Auf Ebene der Europäischen Union (EU) laufen aktuell die finalen Verhandlungen über die „Corporate Sustainability Reporting Directive“ (CSRD). Die Richtlinie wird die Offenlegungspflichten für Informationen stark erweitern – auch für Kennzahlen im Zusammenhang mit Biodiversität. So sollen Unternehmen künftig genaue Angaben zu ihren Zielen, Plänen, Leistungskennzahlen und Strategien in Bezug auf ihre Auswirkungen auf die Natur machen. Auch die EU-Taxonomie setzt sich mit dem Thema auseinander. Wurde bisher der Fokus auf den Klimaschutz gelegt, so sollen noch dieses Jahr die technischen Definitionen für die Klimaziele Biodiversität und Kreislaufwirtschaft vorbereitet werden und danach in delegierten Rechtsakten umgesetzt werden.
Was macht die ING?
Als Bank haben wir durch unser Geschäftsmodell einen wichtigen Einfluss auf Biodiversität, zum Beispiel über die Entscheidung, welche Unternehmen und Projekte wir mit Krediten finanzieren, das bedeutet, als Finanzinstitut haben wir eine besondere Verantwortung bei der Transformation zu einer nachhaltigen Gesellschaft. Die wirtschaftliche Existenz unserer Kunden wird direkt durch den Verlust von Biodiversität beeinflusst und wir sind durch unser Kreditportfolio diesem Risiko indirekt ausgesetzt. Daher haben wir es uns zum Ziel gesetzt, unsere Kunden bei der Umstellung auf Geschäftsmodelle zu unterstützen, die der Natur nicht schaden. Dafür haben wir eine Reihe von Nachhaltigkeitsprodukten und -dienstleistungen im Angebot - wie etwa grüne Kredite und Anleihen. Darüber hinaus haben wir das Thema Biodiversität in unser Risikomanagementsystem für Umwelt- und Sozialrisiken (ESR) aufgenommen.

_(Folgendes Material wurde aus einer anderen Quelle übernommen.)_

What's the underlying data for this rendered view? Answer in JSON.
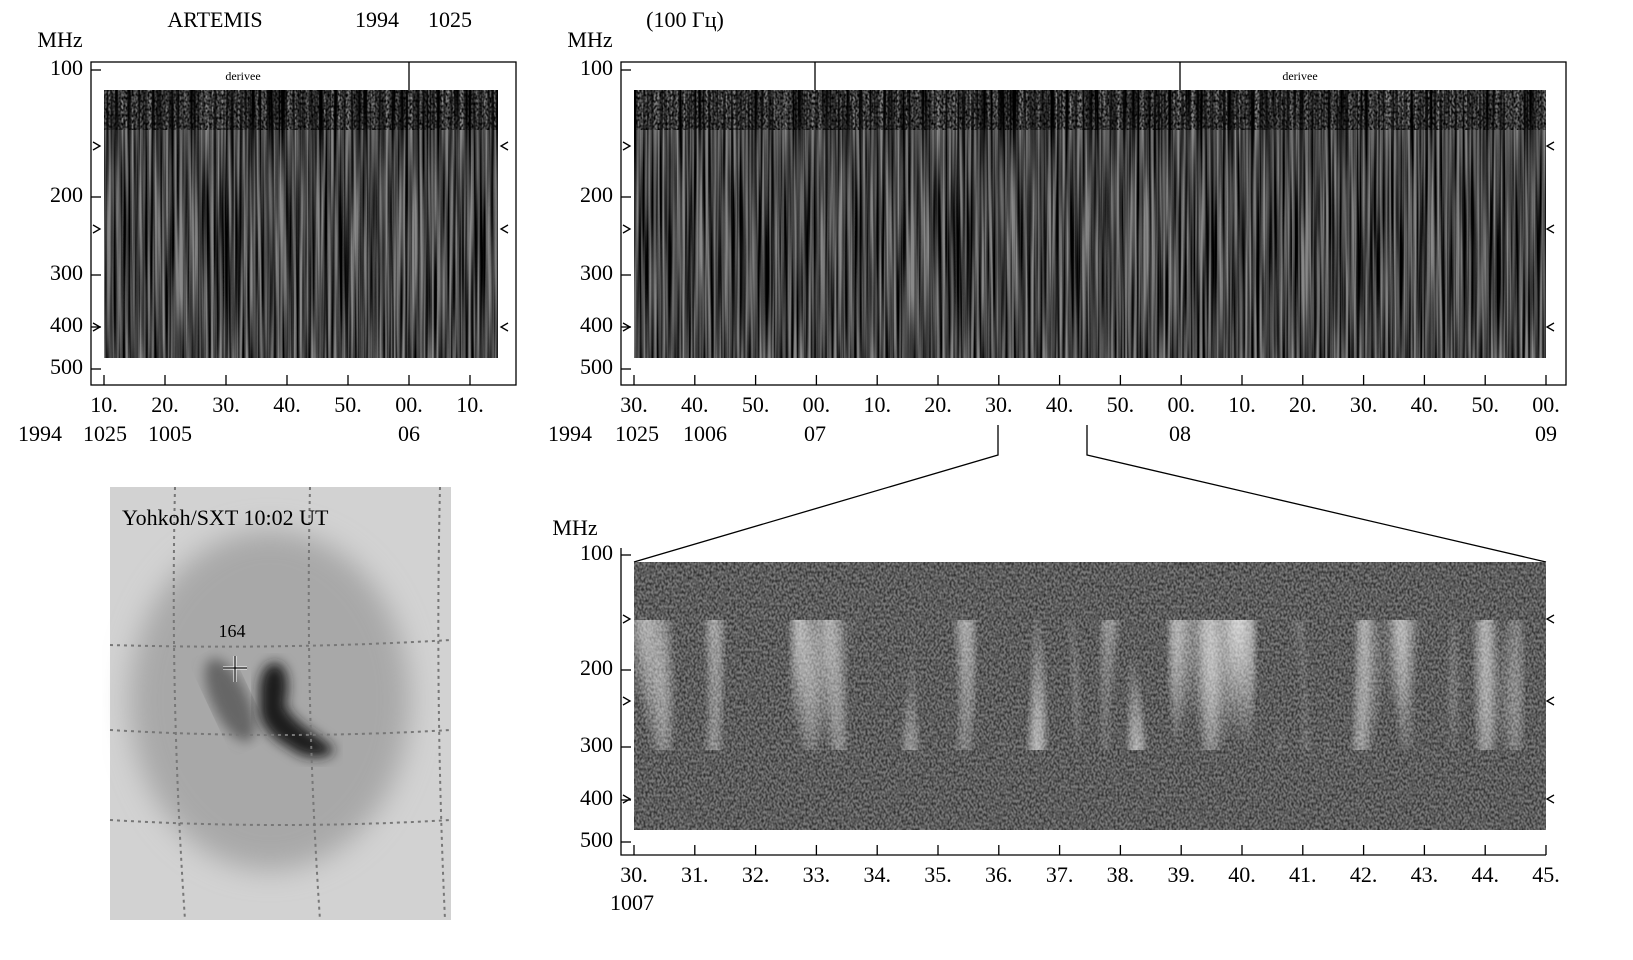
{
  "panel_a": {
    "title": "ARTEMIS",
    "year": "1994",
    "time": "1025",
    "y_unit": "MHz",
    "note": "derivee",
    "yticks": [
      "100",
      "200",
      "300",
      "400",
      "500"
    ],
    "xticks": [
      "10.",
      "20.",
      "30.",
      "40.",
      "50.",
      "00.",
      "10."
    ],
    "x_row2": [
      "1994",
      "1025",
      "1005",
      "06"
    ]
  },
  "panel_b": {
    "title": "(100 Гц)",
    "y_unit": "MHz",
    "note": "derivee",
    "yticks": [
      "100",
      "200",
      "300",
      "400",
      "500"
    ],
    "xticks": [
      "30.",
      "40.",
      "50.",
      "00.",
      "10.",
      "20.",
      "30.",
      "40.",
      "50.",
      "00.",
      "10.",
      "20.",
      "30.",
      "40.",
      "50.",
      "00."
    ],
    "x_row2": [
      "1994",
      "1025",
      "1006",
      "07",
      "08",
      "09"
    ]
  },
  "panel_c": {
    "y_unit": "MHz",
    "yticks": [
      "100",
      "200",
      "300",
      "400",
      "500"
    ],
    "xticks": [
      "30.",
      "31.",
      "32.",
      "33.",
      "34.",
      "35.",
      "36.",
      "37.",
      "38.",
      "39.",
      "40.",
      "41.",
      "42.",
      "43.",
      "44.",
      "45."
    ],
    "x_row2": [
      "1007"
    ]
  },
  "panel_d": {
    "title": "Yohkoh/SXT  10:02 UT",
    "marker": "164"
  }
}
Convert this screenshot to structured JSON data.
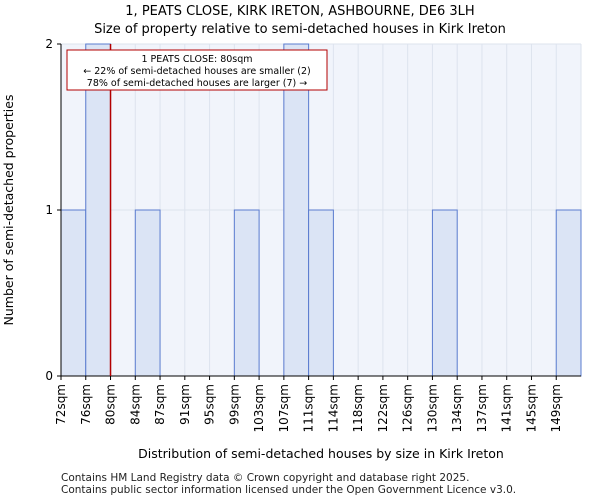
{
  "title": {
    "line1": "1, PEATS CLOSE, KIRK IRETON, ASHBOURNE, DE6 3LH",
    "line2": "Size of property relative to semi-detached houses in Kirk Ireton"
  },
  "footer": {
    "line1": "Contains HM Land Registry data © Crown copyright and database right 2025.",
    "line2": "Contains public sector information licensed under the Open Government Licence v3.0."
  },
  "colors": {
    "bar_fill": "#dbe4f5",
    "bar_stroke": "#5b7ccf",
    "marker": "#b30000",
    "grid": "#dde3ee",
    "plot_bg": "#f1f4fb"
  },
  "chart_data": {
    "type": "bar",
    "title": "Size of property relative to semi-detached houses in Kirk Ireton",
    "xlabel": "Distribution of semi-detached houses by size in Kirk Ireton",
    "ylabel": "Number of semi-detached properties",
    "categories": [
      "72sqm",
      "76sqm",
      "80sqm",
      "84sqm",
      "87sqm",
      "91sqm",
      "95sqm",
      "99sqm",
      "103sqm",
      "107sqm",
      "111sqm",
      "114sqm",
      "118sqm",
      "122sqm",
      "126sqm",
      "130sqm",
      "134sqm",
      "137sqm",
      "141sqm",
      "145sqm",
      "149sqm"
    ],
    "values": [
      1,
      2,
      0,
      1,
      0,
      0,
      0,
      1,
      0,
      2,
      1,
      0,
      0,
      0,
      0,
      1,
      0,
      0,
      0,
      0,
      1
    ],
    "ylim": [
      0,
      2
    ],
    "yticks": [
      0,
      1,
      2
    ],
    "grid": true,
    "marker": {
      "value_sqm": 80,
      "position_index": 2.0,
      "label_line1": "1 PEATS CLOSE: 80sqm",
      "label_line2": "← 22% of semi-detached houses are smaller (2)",
      "label_line3": "78% of semi-detached houses are larger (7) →"
    }
  }
}
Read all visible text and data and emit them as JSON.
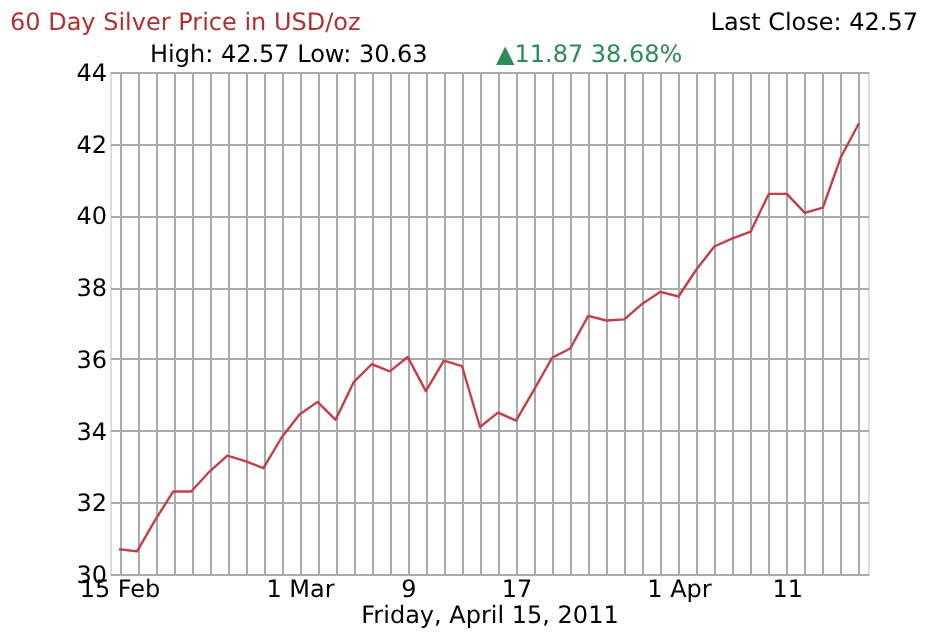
{
  "chart_data": {
    "type": "line",
    "title": "60 Day Silver Price in USD/oz",
    "subtitle": "High: 42.57 Low: 30.63",
    "annotations": [
      "Last Close: 42.57",
      "▲11.87 38.68%"
    ],
    "xlabel": "Friday, April 15, 2011",
    "categories": [
      "15 Feb",
      null,
      null,
      null,
      null,
      null,
      null,
      null,
      null,
      null,
      "1 Mar",
      null,
      null,
      null,
      null,
      null,
      "9",
      null,
      null,
      null,
      null,
      null,
      "17",
      null,
      null,
      null,
      null,
      null,
      null,
      null,
      null,
      "1 Apr",
      null,
      null,
      null,
      null,
      null,
      "11",
      null,
      null,
      null,
      null
    ],
    "series": [
      {
        "color": "#c0404a",
        "values": [
          30.69,
          30.63,
          31.5,
          32.3,
          32.3,
          32.85,
          33.3,
          33.15,
          32.95,
          33.8,
          34.45,
          34.8,
          34.3,
          35.35,
          35.85,
          35.65,
          36.05,
          35.1,
          35.95,
          35.8,
          34.1,
          34.5,
          34.28,
          35.14,
          36.03,
          36.29,
          37.2,
          37.07,
          37.1,
          37.54,
          37.87,
          37.74,
          38.5,
          39.14,
          39.36,
          39.55,
          40.6,
          40.6,
          40.07,
          40.22,
          41.63,
          42.57
        ]
      }
    ],
    "ylim": [
      30,
      44
    ],
    "yticks": [
      30,
      32,
      34,
      36,
      38,
      40,
      42,
      44
    ],
    "grid": true,
    "legend": false,
    "marker": "none",
    "line_style": "solid"
  }
}
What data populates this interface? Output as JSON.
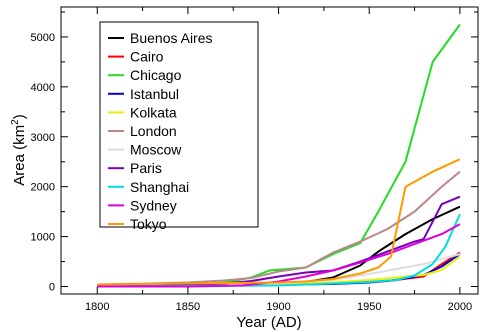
{
  "chart_data": {
    "type": "line",
    "xlabel": "Year (AD)",
    "ylabel": "Area (km",
    "ylabel_sup": "2",
    "ylabel_close": ")",
    "xlim": [
      1780,
      2010
    ],
    "ylim": [
      -150,
      5600
    ],
    "xticks": [
      1800,
      1850,
      1900,
      1950,
      2000
    ],
    "yticks": [
      0,
      1000,
      2000,
      3000,
      4000,
      5000
    ],
    "grid": false,
    "legend_position": "top-left",
    "series": [
      {
        "name": "Buenos Aires",
        "color": "#000000",
        "x": [
          1800,
          1850,
          1900,
          1915,
          1930,
          1945,
          1955,
          1970,
          1985,
          2000
        ],
        "y": [
          20,
          30,
          50,
          90,
          180,
          420,
          700,
          1050,
          1350,
          1600
        ]
      },
      {
        "name": "Cairo",
        "color": "#ff0000",
        "x": [
          1800,
          1850,
          1900,
          1930,
          1960,
          1980,
          1990,
          2000
        ],
        "y": [
          20,
          25,
          35,
          60,
          110,
          200,
          450,
          680
        ]
      },
      {
        "name": "Chicago",
        "color": "#22dd22",
        "x": [
          1800,
          1830,
          1850,
          1870,
          1885,
          1895,
          1915,
          1930,
          1945,
          1955,
          1970,
          1985,
          2000
        ],
        "y": [
          0,
          0,
          20,
          80,
          180,
          320,
          380,
          650,
          870,
          1500,
          2500,
          4500,
          5250
        ]
      },
      {
        "name": "Istanbul",
        "color": "#0000dd",
        "x": [
          1800,
          1850,
          1900,
          1930,
          1950,
          1965,
          1980,
          1990,
          2000
        ],
        "y": [
          20,
          25,
          35,
          50,
          80,
          130,
          230,
          400,
          650
        ]
      },
      {
        "name": "Kolkata",
        "color": "#eeee00",
        "x": [
          1800,
          1850,
          1900,
          1930,
          1950,
          1965,
          1980,
          1990,
          2000
        ],
        "y": [
          20,
          30,
          50,
          80,
          130,
          180,
          230,
          330,
          600
        ]
      },
      {
        "name": "London",
        "color": "#bb8888",
        "x": [
          1800,
          1830,
          1850,
          1870,
          1885,
          1900,
          1915,
          1930,
          1945,
          1960,
          1975,
          1990,
          2000
        ],
        "y": [
          40,
          60,
          80,
          120,
          170,
          300,
          380,
          680,
          900,
          1150,
          1500,
          2000,
          2300
        ]
      },
      {
        "name": "Moscow",
        "color": "#dddddd",
        "x": [
          1800,
          1850,
          1900,
          1930,
          1950,
          1965,
          1980,
          1990,
          2000
        ],
        "y": [
          20,
          30,
          60,
          130,
          250,
          350,
          450,
          550,
          650
        ]
      },
      {
        "name": "Paris",
        "color": "#7700bb",
        "x": [
          1800,
          1830,
          1850,
          1870,
          1885,
          1900,
          1915,
          1930,
          1945,
          1960,
          1975,
          1980,
          1990,
          2000
        ],
        "y": [
          0,
          10,
          30,
          60,
          110,
          200,
          280,
          320,
          500,
          700,
          900,
          950,
          1650,
          1800
        ]
      },
      {
        "name": "Shanghai",
        "color": "#00dddd",
        "x": [
          1800,
          1850,
          1900,
          1930,
          1950,
          1965,
          1975,
          1985,
          1992,
          2000
        ],
        "y": [
          0,
          10,
          20,
          60,
          90,
          130,
          220,
          450,
          800,
          1450
        ]
      },
      {
        "name": "Sydney",
        "color": "#dd00dd",
        "x": [
          1800,
          1850,
          1880,
          1900,
          1915,
          1930,
          1945,
          1960,
          1975,
          1990,
          2000
        ],
        "y": [
          0,
          0,
          20,
          100,
          200,
          320,
          480,
          650,
          850,
          1050,
          1250
        ]
      },
      {
        "name": "Tokyo",
        "color": "#ff9900",
        "x": [
          1800,
          1850,
          1900,
          1915,
          1930,
          1945,
          1955,
          1962,
          1970,
          1985,
          2000
        ],
        "y": [
          40,
          60,
          80,
          100,
          150,
          260,
          380,
          600,
          2000,
          2300,
          2550
        ]
      }
    ]
  }
}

So legen wir bei unseren Finanzierungsentscheidungen strenge ethische und ökologische Kriterien an und finanzieren keine Projekte, die direkte Auswirkungen auf hochwertige Ökosysteme wie zum Beispiel Stätten des UNESCO-Kulturerbes (wie das Great Barrier Reef) oder gefährdete Feuchtgebiete haben. Für Sektoren, die besonders starke Auswirkungen auf die Natur haben, enthält das Rahmenwerk zusätzliche Sorgfaltspflichten: So führen wir beispielsweise eine verstärkte Due-Diligence-Prüfung durch, bevor wir Projekte finanzieren, die erhebliche Landnutzungsänderungen erfordern. Zuletzt haben wir im Jahr 2022 die bestehenden Anforderungen auf „Schlüsselgebiete der biologischen Vielfalt“ ausgeweitet, in denen Populationen der weltweit bedrohten Arten beheimatet sind.
Als Finanzinstitut sehen wir uns in zweifacher Verantwortung, die Erde und das Leben auf ihr zu schützen: als engagierte Mitglieder der Gesellschaft um uns und unseren Kindern eine lebenswerte Zukunft zu ermöglichen und als Wirtschaftsunternehmen, dass nur erfolgreich sein kann, wenn seine Kunden langfristig und nachhaltig florieren. Für beides sind gesunde Ökosysteme notwendig. Wir wollen deshalb unseren Teil dazu beitragen, um die Risiken des Verlusts der biologischen Vielfalt zu bekämpfen und unseren Kunden zu helfen, ihre Geschäftsmodelle nachhaltig auszurichten. Die neuen regulatorischen Anforderungen zum Thema Biodiversität, die sich aktuell am Horizont abzeichnen, sollten daher als Chance begriffen werden, dieses zentrale Zukunftsthema gemeinsam anzugehen.